Brazzaville : La police sera sans pitié envers les jeunes qui seront pris en flagrant délit (Jean François Ndenguet)

Brazzaville : La police sera sans pitié envers les jeunes qui seront pris en flagrant délit (Jean François Ndenguet)

La menace est très forte ! A l’approche des fêtes de fin d’année, la fréquence d’actes de banditisme augmente souvent à Brazzaville. En vue de garantir un climat apaisé, la police sera sans pitié envers les jeunes qui seront pris en flagrant délit, a déclaré le directeur général de la police, le général Jean François Ndenguet, lors de sa rencontre jeudi, avec les chefs des quartiers de la capitale congolaise.

«Ce sont vos enfants, vous devrez leur prodiguer des conseils », a lancé le général Jean François Ndenguet, confronté à plusieurs défis : la violence et les actes d’escroquerie, la délinquance, le banditisme, la manipulation de la population par certains hommes politiques, les actes inciviques spectaculaires perpétrés dans certains lycées de Brazzaville.
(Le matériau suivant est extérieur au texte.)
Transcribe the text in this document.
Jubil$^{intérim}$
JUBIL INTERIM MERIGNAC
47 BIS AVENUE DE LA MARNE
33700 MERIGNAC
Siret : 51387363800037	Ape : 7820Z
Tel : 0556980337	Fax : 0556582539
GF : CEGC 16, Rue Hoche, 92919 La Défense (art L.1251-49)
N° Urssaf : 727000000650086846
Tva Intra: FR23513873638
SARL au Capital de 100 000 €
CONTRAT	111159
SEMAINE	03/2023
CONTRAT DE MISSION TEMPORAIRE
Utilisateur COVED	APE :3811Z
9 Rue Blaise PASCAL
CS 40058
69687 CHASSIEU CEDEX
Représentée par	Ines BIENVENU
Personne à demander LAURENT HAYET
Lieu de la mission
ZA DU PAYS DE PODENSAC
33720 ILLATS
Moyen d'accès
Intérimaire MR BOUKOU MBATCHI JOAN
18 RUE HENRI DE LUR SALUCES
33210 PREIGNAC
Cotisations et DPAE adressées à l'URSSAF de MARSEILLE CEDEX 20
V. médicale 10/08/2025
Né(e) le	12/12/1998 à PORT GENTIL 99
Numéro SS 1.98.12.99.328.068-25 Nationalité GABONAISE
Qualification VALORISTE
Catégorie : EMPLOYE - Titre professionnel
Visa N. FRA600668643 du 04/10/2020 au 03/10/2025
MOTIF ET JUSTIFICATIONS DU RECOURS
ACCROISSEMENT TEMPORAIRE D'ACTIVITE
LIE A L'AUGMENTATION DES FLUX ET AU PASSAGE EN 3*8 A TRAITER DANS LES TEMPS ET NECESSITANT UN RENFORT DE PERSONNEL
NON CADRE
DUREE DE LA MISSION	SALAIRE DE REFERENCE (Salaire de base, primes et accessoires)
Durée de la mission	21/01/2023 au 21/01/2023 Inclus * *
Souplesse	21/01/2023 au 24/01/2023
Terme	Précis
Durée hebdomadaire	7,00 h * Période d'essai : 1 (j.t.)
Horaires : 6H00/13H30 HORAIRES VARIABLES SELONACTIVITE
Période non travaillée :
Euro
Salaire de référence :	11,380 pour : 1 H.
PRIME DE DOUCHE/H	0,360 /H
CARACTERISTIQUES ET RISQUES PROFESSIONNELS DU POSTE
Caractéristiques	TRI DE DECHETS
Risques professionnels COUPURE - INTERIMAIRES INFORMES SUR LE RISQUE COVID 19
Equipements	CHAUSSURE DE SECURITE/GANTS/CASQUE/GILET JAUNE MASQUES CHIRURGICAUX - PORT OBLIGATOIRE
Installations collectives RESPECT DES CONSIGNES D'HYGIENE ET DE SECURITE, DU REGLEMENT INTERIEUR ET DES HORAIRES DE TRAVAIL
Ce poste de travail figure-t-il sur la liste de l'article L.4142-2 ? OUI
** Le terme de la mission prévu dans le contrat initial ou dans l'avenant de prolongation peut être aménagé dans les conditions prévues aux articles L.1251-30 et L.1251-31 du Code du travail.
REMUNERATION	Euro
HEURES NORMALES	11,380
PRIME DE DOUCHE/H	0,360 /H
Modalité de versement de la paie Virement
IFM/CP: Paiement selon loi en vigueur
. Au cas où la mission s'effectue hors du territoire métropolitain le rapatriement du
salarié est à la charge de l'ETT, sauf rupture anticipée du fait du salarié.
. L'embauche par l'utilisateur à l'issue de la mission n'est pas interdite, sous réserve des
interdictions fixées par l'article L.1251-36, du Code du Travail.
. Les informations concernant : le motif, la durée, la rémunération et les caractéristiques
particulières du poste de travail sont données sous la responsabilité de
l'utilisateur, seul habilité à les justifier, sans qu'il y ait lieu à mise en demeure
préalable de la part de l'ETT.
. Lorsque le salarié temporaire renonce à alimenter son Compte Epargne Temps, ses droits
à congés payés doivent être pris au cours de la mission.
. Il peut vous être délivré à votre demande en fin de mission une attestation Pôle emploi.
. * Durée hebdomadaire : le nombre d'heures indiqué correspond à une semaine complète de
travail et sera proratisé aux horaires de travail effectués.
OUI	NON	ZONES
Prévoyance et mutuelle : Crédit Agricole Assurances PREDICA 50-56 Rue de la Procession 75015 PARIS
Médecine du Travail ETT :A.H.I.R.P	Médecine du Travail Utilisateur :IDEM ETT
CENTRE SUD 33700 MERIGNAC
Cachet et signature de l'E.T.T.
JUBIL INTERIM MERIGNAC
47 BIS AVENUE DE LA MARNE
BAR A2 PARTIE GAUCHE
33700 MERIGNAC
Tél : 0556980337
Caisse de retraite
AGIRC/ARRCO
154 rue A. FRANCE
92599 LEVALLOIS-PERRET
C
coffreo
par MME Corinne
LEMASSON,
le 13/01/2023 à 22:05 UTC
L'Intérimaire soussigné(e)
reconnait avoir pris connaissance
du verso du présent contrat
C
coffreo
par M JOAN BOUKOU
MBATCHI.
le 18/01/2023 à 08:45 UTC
«Nous ne stigmatisons pas les quartiers sud de Brazzaville. Chaque jour, la police découvre que les bandits s’infiltrent dans cette zone. Je vous appelle à la lucidité, à la responsabilité, à un sursaut citoyen », a-t-il dit avant de solliciter la collaboration intelligente des chefs des quartiers pour mieux étouffer dans l’œuf les comportements déviants, ce en présence du représentant du Préfet, des délégués des maires et des chefs des commissariats de Police de Brazzaville.

De leur côté, les chefs de quartier ont plaidé pour le renforcement de l’équipement et des effectifs de la police dans les commissariats de la capitale. Ils ont déploré également le manque d’électricité dans certaines zones qui, selon eux, constitue l’un des facteurs d’insécurité.

Certains chefs des quartiers du sud de Brazzaville, ont fustigé le refus de collaboration d'autres commissaires de police.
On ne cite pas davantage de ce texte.